İster siyasi, ister askeri, isterse de sportif anlamda tüm takım oyunlarında teorisyen, hedef ve kuralları istediği kadar belirlemiş olsa bile; sahadaki uygulamacılar, konulmuş hedefi özümsememiş ve hatta önemsememiş ise gerçekleşme beklenemez. Aynı olay ticaret için de geçerlidir. Ticari hedefe yürümeniz için saha ekibinizin olayı çok iyi özümsemiş olmasının yanı sıra doğru iletişim ve fikir birliğinin sağlanmış olması da gereklidir.
Burada en büyük görev lidere düşer, motivasyonu eksik, yapıyormuş gibi görünen bir topluluktan asla ekip çıkmaz. Olsa olsa hedeften uzak, yerinde sayan hatta gerileyen bir güruh olur. Bu güruha yapılan masraf, verilen donanım, araç, ekipman ve eğitim fuzulidir.
Bunu açıklayacak iki canlı örnek verebiliriz.
Yakın geçmişte, Suriye’de, yönetime ve IŞİD’e karşı savaşmak maksadıyla “Eğit-Donat” adı altında oluşturulan toplama birliklerde, motivasyon, iletişim ve hatta amaç birliği oluşturulamadığı için daha ilk görevlerinde esir düştüler ve operasyon tam bir fiyasko oldu. Bu insanlar için yapılan tüm yatırım ve verilen donanım ve harcanan zaman hükümsüz kaldı. Silah ve cephanenin tamamı düşmanın eline geçti.
Diğer örnek ise bizzat yaşadığım bir olayla ilgili.
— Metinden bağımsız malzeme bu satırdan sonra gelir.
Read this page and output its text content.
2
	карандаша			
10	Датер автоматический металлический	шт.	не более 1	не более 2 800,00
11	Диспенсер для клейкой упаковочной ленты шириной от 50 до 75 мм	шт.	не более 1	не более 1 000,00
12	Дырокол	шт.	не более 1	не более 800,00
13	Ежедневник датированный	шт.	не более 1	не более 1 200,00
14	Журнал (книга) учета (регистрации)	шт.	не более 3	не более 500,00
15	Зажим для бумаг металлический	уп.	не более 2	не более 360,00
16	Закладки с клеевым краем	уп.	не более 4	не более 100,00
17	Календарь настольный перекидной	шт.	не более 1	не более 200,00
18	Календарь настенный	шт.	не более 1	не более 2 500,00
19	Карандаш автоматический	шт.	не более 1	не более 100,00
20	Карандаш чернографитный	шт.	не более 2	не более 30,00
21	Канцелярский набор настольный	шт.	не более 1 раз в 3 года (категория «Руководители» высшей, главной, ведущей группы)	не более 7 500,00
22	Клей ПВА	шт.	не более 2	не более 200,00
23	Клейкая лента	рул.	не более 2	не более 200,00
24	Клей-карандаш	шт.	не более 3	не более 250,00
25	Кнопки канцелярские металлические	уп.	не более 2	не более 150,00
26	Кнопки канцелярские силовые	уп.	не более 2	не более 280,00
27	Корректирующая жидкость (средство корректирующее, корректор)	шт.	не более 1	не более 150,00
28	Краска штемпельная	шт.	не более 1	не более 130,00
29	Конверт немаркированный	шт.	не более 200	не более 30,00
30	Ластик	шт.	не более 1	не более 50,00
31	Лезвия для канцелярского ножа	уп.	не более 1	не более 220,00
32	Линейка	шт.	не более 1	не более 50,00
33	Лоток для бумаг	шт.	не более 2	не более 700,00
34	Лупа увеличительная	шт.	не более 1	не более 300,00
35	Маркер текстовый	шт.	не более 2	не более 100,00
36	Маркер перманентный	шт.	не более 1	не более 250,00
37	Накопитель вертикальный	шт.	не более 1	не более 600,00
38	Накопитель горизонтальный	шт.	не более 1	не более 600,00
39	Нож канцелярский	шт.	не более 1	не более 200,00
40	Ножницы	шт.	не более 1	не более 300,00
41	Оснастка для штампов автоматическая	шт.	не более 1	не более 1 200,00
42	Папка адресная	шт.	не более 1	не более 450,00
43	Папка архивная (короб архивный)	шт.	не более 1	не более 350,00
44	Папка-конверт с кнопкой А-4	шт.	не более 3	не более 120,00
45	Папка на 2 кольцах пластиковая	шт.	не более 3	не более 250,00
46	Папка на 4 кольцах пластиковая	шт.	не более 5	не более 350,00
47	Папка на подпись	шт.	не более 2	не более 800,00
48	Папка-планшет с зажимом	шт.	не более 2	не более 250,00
Bir markanın yeni piyasaya sunduğu ürün için yapılan lansman toplantısının maksadı, ürün tanıtımı ile bir araya getirilen potansiyel alıcılar ve ilgilileri ile nitelikli bir ilişki kurmak daha sonra da bu ilişkiyi marka lehine kullanıp satışı gerçekleştirmek olmalı iken;
Satışçılar, görsel sunum akabinde, birliktelik için eşsiz bir kaynaşma fırsatı olan yemek sırasında müşterilerden kopuk, misafirlerle hiç diyaloga girmeyerek tüm yatırımı heba ettiler. En azından kişisel olarak kendilerini müşteriye tanıtma fırsatını bulabilir, kartvizitlerini verir, sonrasında ise tanışıklığın sağladığı kolaylıkla bu insanlara ya da yakınlarına satış yapma şansını yakalayabilirlerdi.
Bunu önerdiğimde, “Ne yani, bir yemek yedirdik diye adamlara bir şey mi satmaya çalışmalıyız” gibi absürt bir yaklaşımla konudan ne denli uzak ve satışı özümsememiş olduğunu, satış yapmanın ilişki kurmaktan geçtiğinin farkında bile olmadıklarını göstermiş oldular. Firmanın bu anlamda masraf ve yatırım yapmasının altındaki maksadı kavrayamamış ve belki de amaç birliği sağlayamamış olmanın bir örneği.
İş hayatım boyunca bu tarz toplantıları onlarca kez yapmış bir kişi olarak, en büyük insan kaynağının çeşitli dernek ya da şirketler ve hatta yörelerden benzer maksatla gelmiş insanlar için oluşturulmuş ortamda, müşteriyi
“tava getirmek” için en doğru ortam olduğunu yaşadık, gördük ve istifade ettik.
10 Nisan Rahmetli Sakıp Sabancı’nın 12’nci ölüm yıldönümüydü. Ekmeğini yediğim insanı bir kez daha rahmetle anıyorum. Fikirleri, tavırları ve vizyonundan istifade ettim.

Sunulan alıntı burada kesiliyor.